Just stumbled on this webpage.

I thought the answer was to ask two questions to the Knight (or Knave) as follows:
“If I were to ask a member of the other tribe whether you were holding up one finger, what would his answer be?”

If the inhabitant is actually holding up one finger, whether he is a Knight or a Knave the answer will be “No”, and you will know that he is holding up one finger. If the inhabitant is holding up instead two (or three) fingers, the answer would be “Yes”.
If he does answer “Yes’ then you must ask a second question, “If I were to ask a member of the other tribe whether you were holding up two fingers, what would his answer be”
Once again, if the inhabitant answers “No”, he actually is holding up two fingers; if instead he answers “Yes” again, you can then deduce that he is holding up three fingers.

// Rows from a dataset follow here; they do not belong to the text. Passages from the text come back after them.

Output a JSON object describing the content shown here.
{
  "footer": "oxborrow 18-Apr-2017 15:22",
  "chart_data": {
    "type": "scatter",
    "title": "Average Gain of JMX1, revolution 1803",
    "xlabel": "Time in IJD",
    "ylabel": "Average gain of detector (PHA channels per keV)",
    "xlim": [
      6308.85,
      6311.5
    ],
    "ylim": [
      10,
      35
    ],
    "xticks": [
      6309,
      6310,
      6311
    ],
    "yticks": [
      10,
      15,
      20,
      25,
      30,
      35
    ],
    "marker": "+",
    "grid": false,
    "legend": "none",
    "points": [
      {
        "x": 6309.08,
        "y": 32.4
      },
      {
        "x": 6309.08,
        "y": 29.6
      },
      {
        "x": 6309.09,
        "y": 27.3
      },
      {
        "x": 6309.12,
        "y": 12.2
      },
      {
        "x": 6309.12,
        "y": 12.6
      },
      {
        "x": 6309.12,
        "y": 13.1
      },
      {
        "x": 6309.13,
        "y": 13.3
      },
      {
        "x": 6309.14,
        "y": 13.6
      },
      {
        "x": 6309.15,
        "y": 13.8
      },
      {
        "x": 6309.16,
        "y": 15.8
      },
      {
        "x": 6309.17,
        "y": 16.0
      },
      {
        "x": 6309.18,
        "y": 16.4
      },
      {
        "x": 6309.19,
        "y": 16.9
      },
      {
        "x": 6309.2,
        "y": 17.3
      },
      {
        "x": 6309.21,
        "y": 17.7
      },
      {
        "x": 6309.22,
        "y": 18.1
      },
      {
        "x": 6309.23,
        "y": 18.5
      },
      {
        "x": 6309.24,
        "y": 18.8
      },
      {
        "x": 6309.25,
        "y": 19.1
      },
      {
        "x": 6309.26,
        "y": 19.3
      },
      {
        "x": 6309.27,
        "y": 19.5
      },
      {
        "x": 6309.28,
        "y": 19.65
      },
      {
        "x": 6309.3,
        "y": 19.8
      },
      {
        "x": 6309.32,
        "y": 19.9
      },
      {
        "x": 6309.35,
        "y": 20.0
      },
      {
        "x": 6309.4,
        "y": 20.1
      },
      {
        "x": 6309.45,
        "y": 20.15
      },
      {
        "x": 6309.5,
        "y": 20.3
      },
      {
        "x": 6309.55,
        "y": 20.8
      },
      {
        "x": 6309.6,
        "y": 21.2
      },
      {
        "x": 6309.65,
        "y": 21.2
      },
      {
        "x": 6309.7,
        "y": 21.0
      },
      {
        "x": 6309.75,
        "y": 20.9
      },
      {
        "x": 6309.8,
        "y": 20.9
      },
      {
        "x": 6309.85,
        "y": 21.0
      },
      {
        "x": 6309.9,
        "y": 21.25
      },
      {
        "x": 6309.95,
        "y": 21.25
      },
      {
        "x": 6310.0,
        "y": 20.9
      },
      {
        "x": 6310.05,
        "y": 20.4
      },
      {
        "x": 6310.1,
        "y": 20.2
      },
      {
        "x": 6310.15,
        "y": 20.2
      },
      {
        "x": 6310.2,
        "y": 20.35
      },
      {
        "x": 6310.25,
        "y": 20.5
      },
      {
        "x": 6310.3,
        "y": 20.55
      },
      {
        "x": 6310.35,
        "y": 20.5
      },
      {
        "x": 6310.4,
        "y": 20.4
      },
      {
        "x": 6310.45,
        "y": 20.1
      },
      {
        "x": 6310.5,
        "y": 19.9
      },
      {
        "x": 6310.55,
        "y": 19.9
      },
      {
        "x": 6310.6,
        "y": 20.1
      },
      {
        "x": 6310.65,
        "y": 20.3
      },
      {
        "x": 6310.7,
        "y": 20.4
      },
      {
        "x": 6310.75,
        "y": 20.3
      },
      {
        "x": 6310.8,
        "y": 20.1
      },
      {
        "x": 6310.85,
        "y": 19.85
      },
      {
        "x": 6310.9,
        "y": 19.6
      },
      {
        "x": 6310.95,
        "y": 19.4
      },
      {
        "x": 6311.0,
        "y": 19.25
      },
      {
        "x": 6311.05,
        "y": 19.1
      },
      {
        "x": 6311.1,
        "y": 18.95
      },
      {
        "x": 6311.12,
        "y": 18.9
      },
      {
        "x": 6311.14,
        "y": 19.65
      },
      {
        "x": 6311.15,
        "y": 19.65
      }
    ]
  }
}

The point being that a Knight will always give the hypothetical Knave’s lying response, and the Knave will always reverse the hypothetical Knight’s truthful response.

7. David says:

TJ, that has the same effect as the first solution given – you can only ascertain the answer to one of the three options at a time. Thus, you may need to ask two questions to work out how many fingers are being held up.

But with the exploding heads approach you only ever need to ask *one* question.

8. Richard says:
9. Rafno says:

“So we may actually extract an unbounded amount of information from a single yes-or-no question by choosing the question carefully and then observing how much of the universe is destroyed by our asking it.”

LOL!!!

10. JS says:

“”Consider what would happen if you asked a knight, “Will you answer `no’ to this question?”. If he is bound to answer the question, then he is in trouble, because no matter if he says “yes” or “no” he will have lied.””

This is not correct because you are only asking what his response to the question is. Assume the knight is holding up 1 finger and you ask “Will you answer ‘no’ if I ask you if you are holding one finger up?”
His response to THAT question would be “No(I will answer ‘yes'(when you ask that question))” and he would not have lied.
Ask the knight “Will you answer ‘no’ if I ask you if you are holding two fingers up?” he would respond “Yes(I WILL say ‘no’ (when you ask THAT question))”
By asking “What will your response to Q be?”, you are asking only that, and not question Q itself

11. Angela says:

If a question is asked that leads to a contradiction if a knave is being asked it, the probability that the inhabitant is a knave becomes 0 and two questions are required, as usual. Are there any questions which lead to a contradiction when asked to a knight and when asked to a knave?